Speaking of getting traction for music artists, Twitch has made the headlines (again). We talked about it a few weeks back, when the Amazon-owned platform dedicated to gaming livestream realized they had to actually license the music used in videos. The DMCA (Digital Millennium Copyright Act) takedown notifications are pouring on Twitch streamers, for the second time this year.

This means that the creators on the platforms are getting one warning before Twitch takes down their videos. Even if some efforts are made to give the video makers a chance to counter the notice or to modify the online music content, the goal is to comply as quickly as possible with the DMCA for Twitch

#3. Online music and metadata standards

Let’s keep at managing online music, and talk a bit about metadata standards. It has been a while since we evoked this particular issue. This week, an article caught our eye: the battle for healthy and solid ground for livestream’s metadata standards. This has been initiated by, a brand new company willing to create the equivalent of a TV’s electronic programme guide (EPG) for livestreams. At the head of the company, Matthew Addell, former Beatport boss.
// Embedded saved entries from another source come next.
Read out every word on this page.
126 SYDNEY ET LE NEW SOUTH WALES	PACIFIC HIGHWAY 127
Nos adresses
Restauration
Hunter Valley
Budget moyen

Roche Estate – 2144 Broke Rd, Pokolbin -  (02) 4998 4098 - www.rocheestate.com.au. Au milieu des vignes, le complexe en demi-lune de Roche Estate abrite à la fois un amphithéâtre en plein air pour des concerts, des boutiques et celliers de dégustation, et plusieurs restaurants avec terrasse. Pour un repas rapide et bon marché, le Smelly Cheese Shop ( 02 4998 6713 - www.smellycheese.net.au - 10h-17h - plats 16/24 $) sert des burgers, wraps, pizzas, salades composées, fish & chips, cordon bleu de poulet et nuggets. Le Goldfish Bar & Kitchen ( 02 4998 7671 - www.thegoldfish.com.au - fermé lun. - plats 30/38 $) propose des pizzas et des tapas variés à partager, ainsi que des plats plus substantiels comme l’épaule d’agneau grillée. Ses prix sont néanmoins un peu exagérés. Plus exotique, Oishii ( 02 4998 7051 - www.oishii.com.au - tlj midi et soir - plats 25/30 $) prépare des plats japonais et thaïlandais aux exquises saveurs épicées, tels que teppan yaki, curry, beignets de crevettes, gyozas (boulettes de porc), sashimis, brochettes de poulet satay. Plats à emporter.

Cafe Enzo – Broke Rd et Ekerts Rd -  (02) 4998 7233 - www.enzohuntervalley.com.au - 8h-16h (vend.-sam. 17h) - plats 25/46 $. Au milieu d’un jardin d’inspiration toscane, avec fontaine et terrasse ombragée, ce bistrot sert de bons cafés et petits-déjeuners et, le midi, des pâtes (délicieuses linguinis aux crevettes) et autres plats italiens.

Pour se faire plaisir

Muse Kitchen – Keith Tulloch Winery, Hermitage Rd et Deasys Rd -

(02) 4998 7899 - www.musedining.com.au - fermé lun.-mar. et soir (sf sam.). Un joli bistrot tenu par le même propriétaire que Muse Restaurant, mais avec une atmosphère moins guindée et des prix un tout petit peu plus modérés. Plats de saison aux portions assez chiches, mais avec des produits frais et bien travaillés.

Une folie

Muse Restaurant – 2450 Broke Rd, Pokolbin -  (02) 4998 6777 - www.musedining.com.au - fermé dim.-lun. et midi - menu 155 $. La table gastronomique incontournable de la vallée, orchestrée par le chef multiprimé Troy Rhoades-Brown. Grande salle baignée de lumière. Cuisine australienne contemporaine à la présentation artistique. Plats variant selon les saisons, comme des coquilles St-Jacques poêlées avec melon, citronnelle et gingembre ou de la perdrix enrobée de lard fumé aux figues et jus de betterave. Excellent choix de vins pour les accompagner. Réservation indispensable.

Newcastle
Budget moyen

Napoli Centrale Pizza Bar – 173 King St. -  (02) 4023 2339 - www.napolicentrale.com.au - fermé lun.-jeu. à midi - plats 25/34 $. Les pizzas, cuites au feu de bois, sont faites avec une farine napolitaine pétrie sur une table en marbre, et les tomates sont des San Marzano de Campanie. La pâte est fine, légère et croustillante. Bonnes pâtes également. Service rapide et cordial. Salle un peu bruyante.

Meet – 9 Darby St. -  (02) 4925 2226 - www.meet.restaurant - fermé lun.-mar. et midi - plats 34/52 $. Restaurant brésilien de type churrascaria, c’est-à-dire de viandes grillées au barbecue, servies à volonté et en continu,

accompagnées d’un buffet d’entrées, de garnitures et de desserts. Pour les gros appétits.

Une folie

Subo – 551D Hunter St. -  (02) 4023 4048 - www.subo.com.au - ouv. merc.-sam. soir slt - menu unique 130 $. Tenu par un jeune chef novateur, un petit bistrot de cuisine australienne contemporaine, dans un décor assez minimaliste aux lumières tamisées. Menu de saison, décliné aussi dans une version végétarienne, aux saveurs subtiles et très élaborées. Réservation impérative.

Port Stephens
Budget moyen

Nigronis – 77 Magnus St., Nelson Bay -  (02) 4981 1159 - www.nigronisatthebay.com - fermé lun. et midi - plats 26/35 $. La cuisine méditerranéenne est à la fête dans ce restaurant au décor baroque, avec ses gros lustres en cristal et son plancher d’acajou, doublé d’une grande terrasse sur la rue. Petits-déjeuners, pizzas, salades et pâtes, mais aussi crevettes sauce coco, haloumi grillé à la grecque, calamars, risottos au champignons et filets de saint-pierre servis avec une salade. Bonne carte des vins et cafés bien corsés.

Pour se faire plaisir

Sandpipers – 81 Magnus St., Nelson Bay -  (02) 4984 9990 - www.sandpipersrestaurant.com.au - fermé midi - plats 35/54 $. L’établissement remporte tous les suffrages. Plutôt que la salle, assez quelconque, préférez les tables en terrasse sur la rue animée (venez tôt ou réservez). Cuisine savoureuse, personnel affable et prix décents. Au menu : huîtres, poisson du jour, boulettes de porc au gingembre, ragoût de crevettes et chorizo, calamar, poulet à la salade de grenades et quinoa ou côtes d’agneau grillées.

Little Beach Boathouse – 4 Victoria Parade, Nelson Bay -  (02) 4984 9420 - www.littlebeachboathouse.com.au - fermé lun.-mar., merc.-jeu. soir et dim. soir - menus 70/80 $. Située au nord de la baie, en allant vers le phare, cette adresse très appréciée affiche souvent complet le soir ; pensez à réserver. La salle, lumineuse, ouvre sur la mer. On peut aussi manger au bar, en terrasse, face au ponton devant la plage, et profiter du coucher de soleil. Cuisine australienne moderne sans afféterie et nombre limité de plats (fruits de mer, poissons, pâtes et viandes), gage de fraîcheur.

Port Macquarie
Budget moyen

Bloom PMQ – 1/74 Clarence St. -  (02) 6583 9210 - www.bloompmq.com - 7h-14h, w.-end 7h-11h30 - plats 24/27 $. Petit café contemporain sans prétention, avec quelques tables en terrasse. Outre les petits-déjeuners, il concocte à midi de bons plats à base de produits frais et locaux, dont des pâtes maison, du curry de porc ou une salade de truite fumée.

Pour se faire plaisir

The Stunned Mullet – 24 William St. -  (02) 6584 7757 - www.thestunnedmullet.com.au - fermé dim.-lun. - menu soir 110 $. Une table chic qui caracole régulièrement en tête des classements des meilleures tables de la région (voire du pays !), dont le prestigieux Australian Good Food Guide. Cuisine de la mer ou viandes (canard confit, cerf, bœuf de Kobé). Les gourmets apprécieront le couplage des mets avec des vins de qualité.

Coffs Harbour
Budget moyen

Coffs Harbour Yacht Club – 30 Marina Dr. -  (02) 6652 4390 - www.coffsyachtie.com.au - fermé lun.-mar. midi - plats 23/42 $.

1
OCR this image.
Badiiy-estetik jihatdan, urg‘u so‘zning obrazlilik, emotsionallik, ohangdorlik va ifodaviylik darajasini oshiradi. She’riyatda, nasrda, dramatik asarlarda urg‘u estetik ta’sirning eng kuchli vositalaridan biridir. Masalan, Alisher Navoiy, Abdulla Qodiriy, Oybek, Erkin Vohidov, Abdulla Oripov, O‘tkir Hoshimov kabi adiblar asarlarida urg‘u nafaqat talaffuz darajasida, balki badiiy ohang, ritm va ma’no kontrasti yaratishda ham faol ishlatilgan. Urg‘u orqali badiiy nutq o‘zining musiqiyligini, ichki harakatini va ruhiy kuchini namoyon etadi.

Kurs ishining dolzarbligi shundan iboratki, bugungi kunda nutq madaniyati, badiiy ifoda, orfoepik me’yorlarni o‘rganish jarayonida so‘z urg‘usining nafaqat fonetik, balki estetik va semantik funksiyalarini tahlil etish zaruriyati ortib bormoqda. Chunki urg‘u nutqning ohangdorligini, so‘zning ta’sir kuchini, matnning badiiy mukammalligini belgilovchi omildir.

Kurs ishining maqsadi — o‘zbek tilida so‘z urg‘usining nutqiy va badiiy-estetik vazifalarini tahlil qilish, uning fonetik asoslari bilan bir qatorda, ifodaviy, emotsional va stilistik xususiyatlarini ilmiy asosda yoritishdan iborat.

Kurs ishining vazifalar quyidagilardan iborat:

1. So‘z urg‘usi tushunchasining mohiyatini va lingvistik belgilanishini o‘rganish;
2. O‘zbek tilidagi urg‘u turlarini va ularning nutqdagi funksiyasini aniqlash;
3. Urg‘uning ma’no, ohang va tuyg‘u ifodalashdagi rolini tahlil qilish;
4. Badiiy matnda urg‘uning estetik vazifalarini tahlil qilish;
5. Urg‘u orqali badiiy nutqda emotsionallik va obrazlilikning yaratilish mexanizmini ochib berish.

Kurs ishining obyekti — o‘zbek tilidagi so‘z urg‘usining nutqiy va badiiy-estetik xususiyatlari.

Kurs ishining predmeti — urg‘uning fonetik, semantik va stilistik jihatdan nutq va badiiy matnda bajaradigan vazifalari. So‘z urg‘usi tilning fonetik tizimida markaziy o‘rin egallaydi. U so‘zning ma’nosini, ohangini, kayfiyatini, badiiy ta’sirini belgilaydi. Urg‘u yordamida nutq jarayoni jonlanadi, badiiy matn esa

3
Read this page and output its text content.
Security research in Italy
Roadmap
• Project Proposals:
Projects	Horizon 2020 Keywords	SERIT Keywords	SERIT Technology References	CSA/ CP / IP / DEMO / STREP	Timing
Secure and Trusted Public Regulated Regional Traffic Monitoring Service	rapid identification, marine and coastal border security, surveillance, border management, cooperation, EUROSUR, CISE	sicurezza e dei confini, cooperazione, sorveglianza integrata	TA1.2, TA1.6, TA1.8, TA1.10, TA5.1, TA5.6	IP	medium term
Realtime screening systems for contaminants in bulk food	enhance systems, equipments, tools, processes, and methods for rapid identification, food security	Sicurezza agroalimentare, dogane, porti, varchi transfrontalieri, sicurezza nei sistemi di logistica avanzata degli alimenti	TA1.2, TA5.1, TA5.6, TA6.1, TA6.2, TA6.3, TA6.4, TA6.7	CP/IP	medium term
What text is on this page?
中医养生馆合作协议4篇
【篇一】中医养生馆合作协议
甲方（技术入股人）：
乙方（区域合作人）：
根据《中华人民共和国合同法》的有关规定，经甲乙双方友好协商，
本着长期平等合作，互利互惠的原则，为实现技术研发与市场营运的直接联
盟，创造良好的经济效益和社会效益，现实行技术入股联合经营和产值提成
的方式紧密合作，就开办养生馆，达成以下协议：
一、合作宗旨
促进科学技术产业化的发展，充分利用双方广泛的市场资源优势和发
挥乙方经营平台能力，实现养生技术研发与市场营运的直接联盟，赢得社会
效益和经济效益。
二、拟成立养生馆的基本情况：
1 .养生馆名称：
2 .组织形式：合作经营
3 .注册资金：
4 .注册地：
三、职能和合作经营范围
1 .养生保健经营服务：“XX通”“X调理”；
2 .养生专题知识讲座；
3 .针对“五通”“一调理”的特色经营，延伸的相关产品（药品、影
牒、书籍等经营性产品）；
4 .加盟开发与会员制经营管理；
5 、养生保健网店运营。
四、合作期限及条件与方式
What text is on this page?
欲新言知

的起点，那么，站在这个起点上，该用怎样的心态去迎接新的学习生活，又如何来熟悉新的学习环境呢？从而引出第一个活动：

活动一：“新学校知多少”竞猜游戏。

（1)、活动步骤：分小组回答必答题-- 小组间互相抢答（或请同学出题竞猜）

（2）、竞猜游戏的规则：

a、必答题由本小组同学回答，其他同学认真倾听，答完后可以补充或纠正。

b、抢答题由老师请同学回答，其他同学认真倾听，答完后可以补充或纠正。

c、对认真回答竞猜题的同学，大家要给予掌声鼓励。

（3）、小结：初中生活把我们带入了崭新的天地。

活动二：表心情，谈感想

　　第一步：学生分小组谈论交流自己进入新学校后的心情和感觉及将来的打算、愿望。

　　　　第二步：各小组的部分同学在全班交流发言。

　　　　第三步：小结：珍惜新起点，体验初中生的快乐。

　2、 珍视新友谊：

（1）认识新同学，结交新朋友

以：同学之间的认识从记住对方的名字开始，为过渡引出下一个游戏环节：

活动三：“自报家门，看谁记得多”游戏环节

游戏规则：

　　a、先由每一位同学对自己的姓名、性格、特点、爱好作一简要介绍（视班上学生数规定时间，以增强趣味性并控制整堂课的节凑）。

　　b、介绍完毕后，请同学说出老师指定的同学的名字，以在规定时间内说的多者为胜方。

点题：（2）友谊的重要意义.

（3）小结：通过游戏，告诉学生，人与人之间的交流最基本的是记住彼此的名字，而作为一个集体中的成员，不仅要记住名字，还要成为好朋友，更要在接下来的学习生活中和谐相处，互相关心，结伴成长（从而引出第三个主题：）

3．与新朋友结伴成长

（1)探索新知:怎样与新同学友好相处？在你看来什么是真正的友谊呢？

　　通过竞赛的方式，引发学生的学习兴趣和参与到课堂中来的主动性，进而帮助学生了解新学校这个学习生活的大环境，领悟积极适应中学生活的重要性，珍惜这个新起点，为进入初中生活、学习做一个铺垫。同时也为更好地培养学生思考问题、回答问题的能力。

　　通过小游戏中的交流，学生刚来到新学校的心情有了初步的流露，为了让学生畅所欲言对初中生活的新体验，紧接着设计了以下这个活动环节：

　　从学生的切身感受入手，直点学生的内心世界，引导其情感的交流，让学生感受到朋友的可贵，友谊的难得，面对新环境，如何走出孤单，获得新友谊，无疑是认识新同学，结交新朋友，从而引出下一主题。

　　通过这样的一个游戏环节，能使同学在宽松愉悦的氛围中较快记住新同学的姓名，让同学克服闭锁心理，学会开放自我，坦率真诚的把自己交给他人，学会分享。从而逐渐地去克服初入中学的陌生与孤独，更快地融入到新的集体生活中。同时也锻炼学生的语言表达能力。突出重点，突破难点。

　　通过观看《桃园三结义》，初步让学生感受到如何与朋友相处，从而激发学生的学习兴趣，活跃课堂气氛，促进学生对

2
The main goal is simple: being able to tackle the metadata standard issue upfront, for a better tracking of artists, tracks and other important content to ensure fairness to artists and creators.

#4. Streaming services investigated

Regarding fairness of revenues, the British government has opened an investigation on music streaming platforms to analyze the impact on online music and artists, and decide on its fairness (or not). Here are the detailed inquiry and terms

It will be the Culture, Media, and Sport Committee (DCMS Committee), that will take charge of the investigation. The goal being to estimate if the main streaming platforms payouts and broader music streaming royalties are valuable revenue streams for the music industry, the Committee has asked several actors to hand out written testimonials before mid-November.

This verification of business models arrives after the #BrokenRecord campaign that happened in the UK during lockdown (we mentioned it a few times already). The investigation will integrate recommendations on whether or not the UK government should take action.

#5. Spotify making changes

To wrap up our Weekly Roundup on a related note, Spotify made some changes this week. The fact that the main streaming platform was not allowing their users to export their playlists to other platforms has been reported several times. Well, Spotify changed their API terms to make this switch possible from now on, avoiding any critics on their position of power.

Meanwhile, positive moves are also happening in the podcast section since Scooter Braun decided to sign an exclusive deal with the platform. A well-established and mostly appreciated figure in the music industry could help pass over the latest spats with other deals Spotify made earlier.